No entanto, o que muita gente não sabe é que é possível rodar até 4 meses de graça só com a conversão de seu automóvel para Gás Natural (GNV). Uma lei brasileira permite que haja uma redução no IPVA, Imposto sobre a Propriedade de Veículos Automotores de 1% a 2,5% para veículos de até R$ 30 mil reais, que sejam movidos por gás natural. Isso pode representar nada menos do que uma economia de 3 a 4 meses de impostos.

Se fossemos explicar em valores, poderíamos dizer que o proprietário do veículo conseguiria abastecer 375 m3 a mais em comparação ao proprietário que não usa GNV. Isso porque o imposto cairia de R$ 750 para R$ 300. Para que você tenha ainda mais claro o benefício, isso faria com que você andasse um terço do ano apenas com a economia do IPVA.

Pessoas que pagam IPVA de R$ 1.500 podem ter uma redução de R$ 1000 na conta, o que permitiria mais investimentos em sua empresa (caso o carro seja de uma empresa) ou até mesmo uma economia maior para viajar, comprar mais ou se aperfeiçoar no mercado de trabalho.

Os benefícios da queda para o mercado GNV

O melhor é que essa espécie de “incentivo” deve aumentar a frota de veículos abastecidos a gás.
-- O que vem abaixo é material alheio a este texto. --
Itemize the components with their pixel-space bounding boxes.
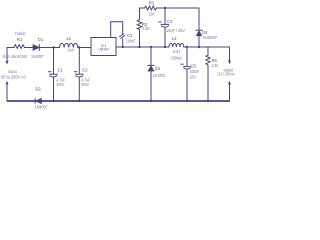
svg-text:16V: 16V [190,74,196,79]
node dot C5 bottom [186,100,188,102]
op-amp U1 / IC1 box [91,38,116,56]
resistor R4 [206,47,210,101]
node dot R2 [138,46,140,48]
wire R1 to D1 [25,47,34,49]
svg-text:12V / 200mA: 12V / 200mA [217,72,235,77]
wire L1 to IC1 [78,47,91,49]
diode D2 [34,98,36,103]
svg-text:C3: C3 [127,33,133,38]
inductor L1 [60,43,78,47]
svg-text:C2: C2 [82,68,88,73]
wire BP pin loop [111,22,123,38]
node dot C3 [122,46,124,48]
polarity mark C5 [181,63,183,65]
svg-text:280mA: 280mA [171,55,183,60]
diode D3 [148,64,154,66]
polarity mark C4 [159,21,161,23]
inductor L2 [169,43,184,47]
resistor R3 [145,6,157,10]
node dot D3 bottom [150,100,152,102]
svg-text:2.0K: 2.0K [142,26,150,31]
node dot D3 top [150,46,152,48]
output terminal arrow bottom [228,81,231,85]
node dot D4 bottom [198,46,200,48]
svg-text:C5: C5 [191,64,197,69]
capacitor C3 [119,34,124,39]
svg-text:10uF / 25V: 10uF / 25V [166,28,185,33]
node dot C4/L2 [164,46,166,48]
input terminal arrow bottom [6,81,9,85]
node dot R3/C4 top [164,7,166,9]
node dot C1 [52,46,54,48]
diode D4 [196,29,202,31]
wire input vertical bottom [6,84,8,101]
svg-text:input: input [8,69,17,74]
wire L2 right to output corner [165,47,230,61]
capacitor C5 [184,47,191,101]
capacitor C1 [50,48,58,102]
bottom rail [7,100,230,102]
resistor R1 [14,45,25,49]
svg-text:8.2 ohm/2W: 8.2 ohm/2W [3,54,27,59]
svg-text:3.3K: 3.3K [212,63,219,68]
input terminal arrow top [6,61,9,65]
svg-text:400V: 400V [57,82,65,87]
svg-text:100nF: 100nF [126,39,136,44]
svg-text:C4: C4 [167,19,173,24]
polarity mark C2 [74,71,76,73]
wire D1 to L1 [39,47,59,49]
node dot C1 bottom [52,100,54,102]
wire input top corner [7,48,14,62]
svg-text:1N4007: 1N4007 [31,54,45,59]
wire R2 vertical [139,30,141,48]
wire R2 to R3 corner [140,8,145,20]
svg-text:D2: D2 [36,86,42,91]
node dot C2 [78,46,80,48]
svg-text:15K: 15K [149,11,155,16]
svg-text:85 to 250V AC: 85 to 250V AC [1,75,27,80]
svg-text:Fusible: Fusible [15,31,26,36]
polarity mark C1 [49,71,51,73]
svg-text:1N4005GP: 1N4005GP [202,35,217,40]
node dot R4 bottom [207,100,209,102]
capacitor C4 [164,8,166,24]
output terminal arrow top [228,61,231,65]
svg-text:D3: D3 [155,66,161,71]
svg-text:1mH: 1mH [173,49,181,54]
svg-text:L2: L2 [172,36,177,41]
wire C3 to rail [122,39,124,47]
wire IC1 source pin right [116,46,165,48]
svg-text:400V: 400V [82,82,90,87]
wire R3 to node A [157,7,165,9]
resistor R2 [137,20,141,30]
wire D3 vertical [150,47,152,101]
svg-text:R3: R3 [149,1,155,6]
diode D1 [33,45,39,51]
node dot C5 top [186,46,188,48]
svg-text:C1: C1 [58,68,64,73]
svg-text:L1: L1 [67,36,72,41]
svg-text:D1: D1 [38,37,44,42]
wire output vertical bottom [229,84,231,101]
svg-text:LNK304: LNK304 [98,48,108,52]
wire node A to D4 top [165,8,199,30]
svg-text:1mH: 1mH [67,48,75,53]
svg-text:1N4007: 1N4007 [35,104,49,109]
svg-text:UF4005: UF4005 [153,73,166,78]
svg-text:R1: R1 [17,37,23,42]
capacitor C2 [76,48,84,102]
node dot C2 bottom [78,100,80,102]
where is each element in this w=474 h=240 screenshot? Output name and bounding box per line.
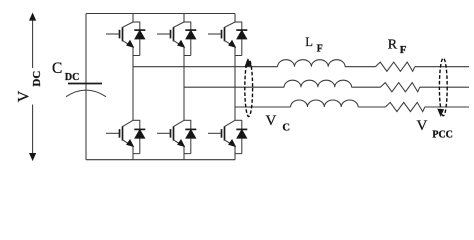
resistor R2 (R_F phase b) xyxy=(380,83,419,92)
svg-text:VPCC: VPCC xyxy=(417,118,453,141)
wire: emitter of Q3 and bottom jog xyxy=(184,47,191,56)
wire: DC bus left vertical xyxy=(85,14,87,160)
wire: emitter of Q5 and bottom jog xyxy=(235,47,242,56)
Vdc measurement arrow (double-headed) xyxy=(30,14,36,160)
resistor R3 (R_F phase c) xyxy=(385,102,424,111)
wire: stub from DC+ rail to cell Q5 xyxy=(234,14,236,23)
wire: phase a line (resistor to PCC) xyxy=(415,66,469,68)
svg-text:DC: DC xyxy=(31,71,43,87)
node V_PCC: point of common coupling voltage measurement loop xyxy=(438,58,447,116)
svg-text:RF: RF xyxy=(388,37,407,56)
transistor Q5 (IGBT) xyxy=(208,22,235,47)
wire: emitter of Q2 to DC- rail, bottom jog xyxy=(133,146,140,159)
wire: phase a line (inductor to resistor) xyxy=(345,66,375,68)
wire: phase b line (inductor to resistor) xyxy=(352,86,381,88)
wire: top jog of cell Q6 to diode D6 xyxy=(235,119,242,121)
wire: phase a line (inverter to filter inductor) xyxy=(133,66,278,68)
transistor Q1 (IGBT) xyxy=(106,22,133,47)
wire: top jog of cell Q4 to diode D4 xyxy=(184,119,191,121)
label V_DC (rotated) xyxy=(15,90,32,102)
wire: phase leg c vertical xyxy=(234,56,236,121)
diode D3 (antiparallel) xyxy=(185,22,196,56)
inductor L2 (L_F phase b) xyxy=(284,80,352,87)
node V_C: converter output voltage measurement loop xyxy=(245,59,253,116)
wire: top jog to diode D3 xyxy=(184,21,191,23)
wire: emitter of Q4 to DC- rail, bottom jog xyxy=(184,146,191,159)
transistor Q2 (IGBT) xyxy=(106,120,133,146)
wire: stub from DC+ rail to cell Q1 xyxy=(132,14,134,23)
svg-text:CDC: CDC xyxy=(52,60,79,83)
wire: phase b line (inverter to filter inductor) xyxy=(184,86,284,88)
wire: phase c line (inductor to resistor) xyxy=(358,106,385,108)
diode D5 (antiparallel) xyxy=(236,22,247,56)
wire: emitter of Q1 and bottom jog xyxy=(133,47,140,56)
wire: phase b line (resistor to PCC) xyxy=(420,86,469,88)
capacitor C_DC xyxy=(66,84,106,97)
resistor R1 (R_F phase a) xyxy=(375,62,414,71)
diode D6 (antiparallel) xyxy=(236,120,247,153)
wire: DC- bottom rail xyxy=(86,159,235,161)
transistor Q6 (IGBT) xyxy=(208,120,235,146)
inductor L1 (L_F phase a) xyxy=(278,60,346,67)
wire: DC+ top rail xyxy=(86,13,235,15)
wire: top jog to diode D5 xyxy=(235,21,242,23)
svg-text:V: V xyxy=(15,90,32,102)
inductor L3 (L_F phase c) xyxy=(291,100,359,107)
diode D2 (antiparallel) xyxy=(134,120,145,153)
wire: phase leg b vertical xyxy=(183,56,185,121)
wire: phase leg a vertical xyxy=(132,56,134,121)
wire: phase c line (inverter to filter inductor) xyxy=(235,106,291,108)
wire: stub from DC+ rail to cell Q3 xyxy=(183,14,185,23)
diode D4 (antiparallel) xyxy=(185,120,196,153)
wire: top jog of cell Q2 to diode D2 xyxy=(133,119,140,121)
diode D1 (antiparallel) xyxy=(134,22,145,56)
svg-text:LF: LF xyxy=(305,35,323,54)
wire: phase c line (resistor to PCC) xyxy=(425,106,469,108)
wire: emitter of Q6 to DC- rail, bottom jog xyxy=(235,146,242,159)
transistor Q3 (IGBT) xyxy=(157,22,184,47)
svg-text:VC: VC xyxy=(266,113,290,134)
wire: top jog to diode D1 xyxy=(133,21,140,23)
transistor Q4 (IGBT) xyxy=(157,120,184,146)
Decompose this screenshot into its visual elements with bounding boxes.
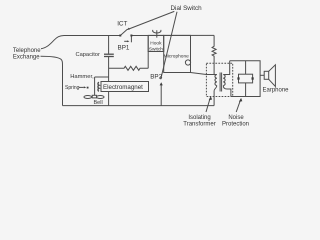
svg-text:Exchange: Exchange	[13, 55, 40, 61]
svg-text:Earphone: Earphone	[263, 88, 290, 94]
svg-text:Spring: Spring	[65, 85, 80, 91]
svg-text:BP2: BP2	[150, 73, 162, 80]
svg-text:Capacitor: Capacitor	[76, 52, 100, 58]
svg-text:Telephone: Telephone	[13, 48, 41, 54]
svg-text:Bell: Bell	[94, 100, 103, 106]
svg-text:ICT: ICT	[117, 20, 127, 27]
svg-text:Transformer: Transformer	[183, 122, 215, 128]
svg-text:BP1: BP1	[118, 45, 130, 52]
svg-text:Electromagnet: Electromagnet	[103, 84, 143, 91]
svg-text:Isolating: Isolating	[188, 115, 210, 121]
svg-text:Switch: Switch	[149, 46, 163, 52]
svg-text:Protection: Protection	[222, 122, 249, 128]
svg-text:Microphone: Microphone	[164, 54, 189, 60]
svg-text:Noise: Noise	[228, 115, 244, 121]
svg-text:Dial Switch: Dial Switch	[171, 5, 203, 12]
svg-text:Hammer,: Hammer,	[70, 74, 94, 80]
svg-text:Hook: Hook	[150, 40, 162, 46]
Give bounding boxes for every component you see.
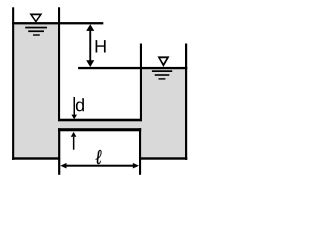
right tank right wall	[185, 44, 187, 160]
dimension d upper arrow shaft	[74, 97, 76, 115]
left tank bottom wall	[12, 157, 60, 159]
right water surface line with H reference extension	[78, 67, 187, 69]
pedestal right edge	[139, 128, 141, 175]
left tank left wall	[12, 7, 14, 160]
right tank water fill	[141, 68, 186, 158]
channel top wall line	[58, 119, 142, 122]
dimension l right arrowhead	[133, 163, 139, 169]
channel bottom wall line	[58, 128, 141, 131]
dimension d upper arrowhead pointing down	[71, 115, 77, 120]
label H	[96, 40, 106, 52]
dimension l left arrowhead	[60, 163, 66, 169]
left water level shore line 3	[33, 34, 40, 35]
left water level shore line 2	[28, 30, 44, 32]
label l script ell	[96, 150, 102, 164]
dimension H arrow shaft	[89, 30, 91, 61]
pedestal left edge	[58, 128, 60, 175]
dimension d lower arrowhead pointing up	[71, 132, 77, 137]
right water level shore line 3	[159, 78, 166, 79]
left water level shore line 1	[25, 27, 47, 29]
left water surface line with H reference extension	[12, 22, 103, 24]
dimension H bottom arrowhead	[86, 60, 94, 67]
left tank inner right wall	[58, 7, 60, 121]
right water level shore line 1	[152, 70, 172, 72]
right water level shore line 2	[155, 74, 170, 76]
right tank bottom wall	[139, 157, 187, 159]
left water level symbol triangle	[29, 14, 42, 23]
dimension H top arrowhead	[86, 24, 94, 31]
right water level symbol triangle	[158, 56, 170, 67]
left tank water fill	[13, 23, 60, 158]
dimension l arrow shaft	[64, 165, 136, 167]
dimension d lower arrow shaft	[73, 137, 75, 150]
label d	[76, 98, 84, 111]
connecting channel water fill	[58, 120, 142, 130]
right tank left wall	[140, 44, 142, 122]
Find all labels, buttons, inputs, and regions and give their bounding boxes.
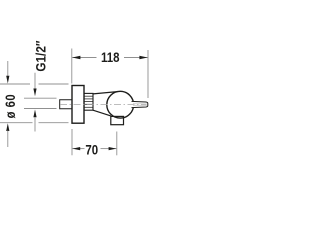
- node: G1/2 down arrow: [33, 89, 36, 97]
- wire: dimension 70 right extension line: [116, 132, 118, 156]
- node: G1/2 up arrow: [33, 110, 36, 118]
- component: outlet port below body: [111, 116, 124, 124]
- svg-text:118: 118: [101, 49, 120, 65]
- node: dia60 down arrow: [6, 76, 9, 84]
- wire: dia60 lower dimension line: [7, 131, 9, 148]
- node: arrow left of 118: [72, 56, 80, 60]
- component: wall escutcheon flange: [72, 86, 84, 124]
- wire: dia60 bottom extension line right segment: [39, 122, 69, 124]
- node: arrow right of 118: [139, 56, 147, 60]
- component: nut rib line 5: [84, 106, 92, 108]
- wire: dia60 top extension line right segment: [39, 83, 69, 85]
- wire: dimension 118 line left segment: [72, 57, 96, 59]
- svg-text:70: 70: [85, 141, 98, 157]
- component: cone body bottom edge: [93, 110, 111, 116]
- wire: dimension 70 left extension line: [71, 129, 73, 155]
- wire: dia60 upper dimension line: [7, 61, 9, 77]
- component: nut rib line 4: [84, 103, 92, 105]
- wire: dia60 bottom extension line left segment: [0, 122, 33, 124]
- component: ribbed union nut: [84, 93, 93, 110]
- wire: G1/2 leader line lower: [34, 117, 36, 132]
- wire: dimension 70 line right segment: [101, 148, 117, 150]
- component: lever handle white fill: [132, 101, 148, 107]
- component: lever grip shading line 1: [133, 103, 147, 105]
- wire: dia60 top extension line left segment: [0, 83, 30, 85]
- svg-text:G1/2″: G1/2″: [32, 41, 48, 72]
- node: dia60 up arrow: [6, 123, 9, 131]
- component: cone body top edge: [93, 92, 118, 94]
- wire: dimension 118 left extension line: [71, 49, 73, 84]
- wire: dimension 118 line right segment: [124, 57, 148, 59]
- wire: pipe bottom extension line: [24, 108, 57, 110]
- component: body circle (mixer cartridge housing): [107, 91, 134, 118]
- wire: dimension 118 right extension line: [147, 50, 149, 98]
- component: lever handle outline: [132, 101, 148, 107]
- wire: centerline dash-dot axis: [60, 104, 147, 106]
- svg-text:ø 60: ø 60: [3, 94, 18, 119]
- component: nut rib line 1: [84, 95, 92, 97]
- component: nut rib line 3: [84, 101, 92, 103]
- node: arrow right of 70: [109, 147, 117, 150]
- component: nut rib line 2: [84, 98, 92, 100]
- wire: G1/2 leader line upper: [34, 73, 36, 89]
- wire: dimension 70 line left segment: [72, 148, 84, 150]
- component: lever grip shading line 2: [133, 104, 147, 106]
- component: wall supply pipe: [60, 100, 72, 109]
- node: arrow left of 70: [72, 147, 80, 150]
- wire: pipe top extension line: [24, 97, 57, 99]
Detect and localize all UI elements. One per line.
Autoridades afirmam que esse número deve crescer mais de 12 mil no ano e proporcionar também uma melhora no meio ambiente, já que o combustível é bem menos poluente do que a gasolina e o álcool.

Outro aspecto importante nessa mudança é que o setor está empregando cada vez mais, já que a busca pela conversão e por profissionais e postos que ofereçam o GNV não para de crescer. Isso aquece a economia – que anda cada vez mais difícil – e permite que milhares de outras pessoas possam sonhar com uma melhora em sua condição financeira, assim como podem realizar sonhos que foram adiados e que não podiam ser realizados porque os gastos com o automóvel não paravam de crescer.